When we see John in action at the murder scene, it's just dizzying layers of interaction, with John talking to all his fellow deputies and his father and others, and it's a fine line whether John's in charge or just being an asshole.  The weight of the murder and the investigation and his father's neglected illness, as well as negotiating his teenage daughter sends John to his breaking point and he starts drinking again.  And once John starts drinking, the film is told in the abstract narrative of a drunk, with random thoughts, memories, fears entering his consciousness while he's trying to focus on work and family and everything.  The reality is, his drinking affects everything and the portrait here is of a man a slave to his devices but so desperate to give the appearance of being in control.  But his sense of control, especially at work, seems simply reckless. He fires more than one person throughout the investigation, mainly because John, well, he's kind of an asshole, even more so when he's drunk.

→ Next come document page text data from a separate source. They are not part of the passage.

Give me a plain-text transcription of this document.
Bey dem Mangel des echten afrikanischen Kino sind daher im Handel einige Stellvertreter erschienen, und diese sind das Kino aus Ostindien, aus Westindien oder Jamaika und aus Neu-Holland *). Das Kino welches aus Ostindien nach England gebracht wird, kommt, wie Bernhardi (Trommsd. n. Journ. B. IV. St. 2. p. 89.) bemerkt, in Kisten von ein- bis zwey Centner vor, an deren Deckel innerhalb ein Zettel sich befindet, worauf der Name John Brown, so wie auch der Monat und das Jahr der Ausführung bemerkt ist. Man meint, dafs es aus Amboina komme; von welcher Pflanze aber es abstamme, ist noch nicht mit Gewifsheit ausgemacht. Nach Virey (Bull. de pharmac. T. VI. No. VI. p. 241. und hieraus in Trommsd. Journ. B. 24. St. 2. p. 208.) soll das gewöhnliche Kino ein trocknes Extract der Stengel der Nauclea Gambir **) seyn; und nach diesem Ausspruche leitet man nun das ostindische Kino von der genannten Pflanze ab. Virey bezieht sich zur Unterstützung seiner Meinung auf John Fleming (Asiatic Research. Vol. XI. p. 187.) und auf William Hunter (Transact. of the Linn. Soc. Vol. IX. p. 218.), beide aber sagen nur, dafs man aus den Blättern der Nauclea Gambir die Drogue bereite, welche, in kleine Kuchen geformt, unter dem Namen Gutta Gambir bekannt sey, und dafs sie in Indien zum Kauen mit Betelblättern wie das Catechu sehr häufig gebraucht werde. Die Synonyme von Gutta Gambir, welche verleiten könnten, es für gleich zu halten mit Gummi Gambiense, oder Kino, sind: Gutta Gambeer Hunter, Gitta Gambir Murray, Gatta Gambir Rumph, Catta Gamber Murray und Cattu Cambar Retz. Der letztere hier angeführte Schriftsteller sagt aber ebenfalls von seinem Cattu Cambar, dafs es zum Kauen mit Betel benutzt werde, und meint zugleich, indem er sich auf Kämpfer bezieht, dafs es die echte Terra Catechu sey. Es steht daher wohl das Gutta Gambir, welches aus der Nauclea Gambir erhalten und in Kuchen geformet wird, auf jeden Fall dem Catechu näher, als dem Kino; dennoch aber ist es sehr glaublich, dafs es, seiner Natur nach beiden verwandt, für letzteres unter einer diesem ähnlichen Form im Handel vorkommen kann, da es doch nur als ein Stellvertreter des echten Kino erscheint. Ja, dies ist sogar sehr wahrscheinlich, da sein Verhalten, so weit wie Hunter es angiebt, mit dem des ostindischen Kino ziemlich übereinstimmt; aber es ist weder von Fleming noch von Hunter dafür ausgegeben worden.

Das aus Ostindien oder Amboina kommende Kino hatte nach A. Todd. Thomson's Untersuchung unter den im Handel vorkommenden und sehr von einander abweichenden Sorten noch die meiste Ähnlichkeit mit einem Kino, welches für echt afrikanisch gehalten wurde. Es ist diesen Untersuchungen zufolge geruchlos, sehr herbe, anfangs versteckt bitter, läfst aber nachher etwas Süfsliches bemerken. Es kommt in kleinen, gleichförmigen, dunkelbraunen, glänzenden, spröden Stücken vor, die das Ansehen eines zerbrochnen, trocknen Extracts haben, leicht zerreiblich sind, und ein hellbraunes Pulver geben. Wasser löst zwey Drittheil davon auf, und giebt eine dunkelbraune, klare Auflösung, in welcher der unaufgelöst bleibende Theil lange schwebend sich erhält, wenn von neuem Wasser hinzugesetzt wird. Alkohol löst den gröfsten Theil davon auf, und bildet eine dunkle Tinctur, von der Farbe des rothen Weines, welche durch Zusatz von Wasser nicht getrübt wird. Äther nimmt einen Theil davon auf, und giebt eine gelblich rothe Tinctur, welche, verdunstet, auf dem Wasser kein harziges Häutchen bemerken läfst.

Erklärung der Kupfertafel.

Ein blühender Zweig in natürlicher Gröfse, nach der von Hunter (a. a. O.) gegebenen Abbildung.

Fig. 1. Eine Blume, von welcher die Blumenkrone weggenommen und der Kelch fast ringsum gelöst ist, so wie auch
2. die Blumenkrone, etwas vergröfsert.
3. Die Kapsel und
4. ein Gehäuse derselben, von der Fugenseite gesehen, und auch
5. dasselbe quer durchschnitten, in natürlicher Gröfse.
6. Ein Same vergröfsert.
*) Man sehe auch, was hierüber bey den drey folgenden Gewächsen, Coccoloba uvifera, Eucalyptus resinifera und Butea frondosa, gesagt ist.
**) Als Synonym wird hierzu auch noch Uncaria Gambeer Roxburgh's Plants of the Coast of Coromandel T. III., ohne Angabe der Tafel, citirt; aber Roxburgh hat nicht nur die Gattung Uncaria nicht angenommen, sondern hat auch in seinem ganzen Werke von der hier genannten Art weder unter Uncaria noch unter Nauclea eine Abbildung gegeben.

There's a quasi-murder mystery underneath all this, but it's just one of the driving factors in John's story, it's not the only story and it's not the main story.  That the film doesn't even really give us the option of piecing together the mystery or devising our own suspect list speaks to the fact that it's not playing at a true murder mystery.  Couple that with the fact that it point blank shows us a wolfman attacking a couple of his victims (and only when there's a full moon) only heightens the fact that something supernatural may in fact be occurring.  But John only entertains the idea of werewolves in trying to understand where the origin of the myth comes from.  In fact, the film holds back *just* enough to keep John on the table as a suspect without anyone ever verbalizing it.  I think Cummings did that intentionally, to leave the audience just *hoping* that it's not John, because that would be a bad twist.

Turns out there's no twist here, except to say that John is an alcoholic, maybe even a functional alcoholic, and this film is a murder mystery and family drama and irreverant black comedy that shows how that disease gets in the way of someone who want to be in control of everything actually having no control at all.

The real hero of the film is Riki Lindhome's Detective Julia Robson, who, were this a season of Fargo would be the absolute lead of this thing. 

Can it be horror though?
Maybe a little.  Where She Dies Tomorrow never thinks about jumping over the line into anything outright horror, The Wolf of Snow Hollow steps over the line cheekily like a child stepping past the yellow line on the subway platform then quickly stepping back like they did something really daring.